I still hope for that but it’s not something I believe in anymore. And yes, that makes me sad sometimes but I have always been one to want truth over stuff made up to make me feel better. That was one of the things I hated about Christianity even when I was a Christian – I could never tell who really liked me and who was just being nice because it was their Christian duty. I hate hypocrisy and especially loathe it when I see it in myself. It’s everywhere but, in general, truth seekers and those who don’t use a deity to excuse their behavior are less hypocritical than most.

So, now I am an atheist. I do my best to not be obnoxious about it and respect the views of my still-faithful friends but to be honest, it’s sometimes very difficult. I find the concept of an all-loving and all-knowing God guiding our lives to be naïve. When things go our way it’s through perseverance, our own work and sometimes a lot of luck. Coincidence is not a miracle in disguise – it’s just coincidence.

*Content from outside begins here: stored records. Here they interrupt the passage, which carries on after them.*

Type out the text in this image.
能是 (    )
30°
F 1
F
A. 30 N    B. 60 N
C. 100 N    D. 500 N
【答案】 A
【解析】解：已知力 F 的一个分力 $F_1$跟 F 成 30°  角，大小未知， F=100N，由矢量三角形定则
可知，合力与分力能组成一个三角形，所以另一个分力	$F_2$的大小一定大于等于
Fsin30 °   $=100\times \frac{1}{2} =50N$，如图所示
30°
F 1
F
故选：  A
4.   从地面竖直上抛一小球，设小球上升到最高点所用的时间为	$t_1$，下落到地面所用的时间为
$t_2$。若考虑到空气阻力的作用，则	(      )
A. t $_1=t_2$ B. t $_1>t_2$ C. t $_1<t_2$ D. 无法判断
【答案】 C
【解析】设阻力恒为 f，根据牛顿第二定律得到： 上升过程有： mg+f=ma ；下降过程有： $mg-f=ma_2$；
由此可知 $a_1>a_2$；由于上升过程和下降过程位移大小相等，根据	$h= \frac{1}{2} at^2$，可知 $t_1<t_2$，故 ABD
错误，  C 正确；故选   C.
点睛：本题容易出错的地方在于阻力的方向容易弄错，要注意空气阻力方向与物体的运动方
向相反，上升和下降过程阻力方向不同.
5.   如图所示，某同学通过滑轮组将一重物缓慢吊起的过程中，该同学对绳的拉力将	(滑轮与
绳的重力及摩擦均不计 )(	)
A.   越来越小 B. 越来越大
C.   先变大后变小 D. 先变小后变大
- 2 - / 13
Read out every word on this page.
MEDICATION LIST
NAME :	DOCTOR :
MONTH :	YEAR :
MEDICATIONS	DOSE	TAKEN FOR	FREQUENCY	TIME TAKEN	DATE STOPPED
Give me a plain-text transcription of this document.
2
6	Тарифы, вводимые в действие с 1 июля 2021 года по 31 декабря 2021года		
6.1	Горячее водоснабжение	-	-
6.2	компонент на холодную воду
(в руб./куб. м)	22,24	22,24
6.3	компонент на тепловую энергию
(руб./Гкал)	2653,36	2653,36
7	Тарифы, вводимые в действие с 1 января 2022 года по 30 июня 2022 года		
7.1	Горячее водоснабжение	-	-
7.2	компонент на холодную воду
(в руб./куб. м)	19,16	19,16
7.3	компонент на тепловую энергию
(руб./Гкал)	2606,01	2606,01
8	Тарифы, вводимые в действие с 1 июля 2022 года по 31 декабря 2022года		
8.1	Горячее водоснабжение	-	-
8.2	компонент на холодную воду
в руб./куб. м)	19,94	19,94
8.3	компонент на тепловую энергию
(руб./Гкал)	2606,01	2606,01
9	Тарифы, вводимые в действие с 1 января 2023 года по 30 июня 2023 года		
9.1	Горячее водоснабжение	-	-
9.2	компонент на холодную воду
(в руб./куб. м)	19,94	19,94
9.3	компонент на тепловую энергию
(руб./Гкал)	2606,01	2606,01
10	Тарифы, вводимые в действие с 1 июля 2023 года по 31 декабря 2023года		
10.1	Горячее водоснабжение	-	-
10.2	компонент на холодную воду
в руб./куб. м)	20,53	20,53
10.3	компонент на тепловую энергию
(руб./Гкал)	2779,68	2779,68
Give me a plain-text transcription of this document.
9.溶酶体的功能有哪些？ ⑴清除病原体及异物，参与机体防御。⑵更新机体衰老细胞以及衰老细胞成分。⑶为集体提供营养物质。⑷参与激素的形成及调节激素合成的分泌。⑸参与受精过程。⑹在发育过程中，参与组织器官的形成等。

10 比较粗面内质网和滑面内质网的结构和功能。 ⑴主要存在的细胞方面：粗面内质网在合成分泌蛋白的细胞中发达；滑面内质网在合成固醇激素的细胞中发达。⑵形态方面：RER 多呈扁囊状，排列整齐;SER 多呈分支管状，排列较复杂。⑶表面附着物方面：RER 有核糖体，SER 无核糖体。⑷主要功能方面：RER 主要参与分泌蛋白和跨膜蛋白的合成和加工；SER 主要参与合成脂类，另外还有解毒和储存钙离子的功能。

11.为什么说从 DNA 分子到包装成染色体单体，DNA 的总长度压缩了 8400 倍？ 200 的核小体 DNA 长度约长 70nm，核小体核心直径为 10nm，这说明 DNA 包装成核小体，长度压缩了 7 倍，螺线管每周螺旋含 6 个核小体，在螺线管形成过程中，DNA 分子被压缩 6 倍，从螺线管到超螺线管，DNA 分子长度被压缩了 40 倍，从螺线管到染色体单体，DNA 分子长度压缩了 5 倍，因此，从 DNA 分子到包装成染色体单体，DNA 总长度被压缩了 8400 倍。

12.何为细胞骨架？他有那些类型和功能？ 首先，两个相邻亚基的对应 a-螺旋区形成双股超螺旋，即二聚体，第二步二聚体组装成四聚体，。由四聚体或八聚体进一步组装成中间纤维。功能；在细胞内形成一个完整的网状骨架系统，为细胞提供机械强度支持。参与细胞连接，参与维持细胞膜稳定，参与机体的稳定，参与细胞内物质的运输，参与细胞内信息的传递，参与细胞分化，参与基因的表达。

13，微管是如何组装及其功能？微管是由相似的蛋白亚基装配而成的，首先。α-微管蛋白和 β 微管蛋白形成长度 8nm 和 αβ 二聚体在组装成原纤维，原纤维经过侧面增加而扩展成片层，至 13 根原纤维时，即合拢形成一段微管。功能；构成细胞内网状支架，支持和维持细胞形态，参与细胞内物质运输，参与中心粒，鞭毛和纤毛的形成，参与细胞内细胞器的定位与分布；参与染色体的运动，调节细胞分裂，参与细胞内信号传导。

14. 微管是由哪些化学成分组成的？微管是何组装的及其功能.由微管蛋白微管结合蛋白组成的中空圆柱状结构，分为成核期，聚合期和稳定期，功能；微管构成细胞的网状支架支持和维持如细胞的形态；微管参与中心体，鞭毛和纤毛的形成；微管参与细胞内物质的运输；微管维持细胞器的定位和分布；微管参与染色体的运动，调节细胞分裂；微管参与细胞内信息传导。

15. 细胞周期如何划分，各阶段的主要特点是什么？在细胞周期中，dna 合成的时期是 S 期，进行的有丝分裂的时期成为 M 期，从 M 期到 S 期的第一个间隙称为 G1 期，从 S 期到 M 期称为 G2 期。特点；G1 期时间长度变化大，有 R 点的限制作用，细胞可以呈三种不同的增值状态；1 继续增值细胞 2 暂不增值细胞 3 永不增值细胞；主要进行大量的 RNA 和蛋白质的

The reason I feel the need to ‘come out’ and confess this is because, as I mentioned before, I don’t like hypocrisy. I haven’t lied to anyone about what I believe in, but I feel that I’ve been hiding it from people I care about who are still believers in God. I do still care about those people – that hasn’t changed in the slightest – I just don’t think the way they do anymore and I want them to know that. Sometimes hiding something is just as bad as lying about it and I don’t want to be a liar.

I can only hope that my faithful friends can be as tolerant of my disbelief as I am of their belief. Only time will tell.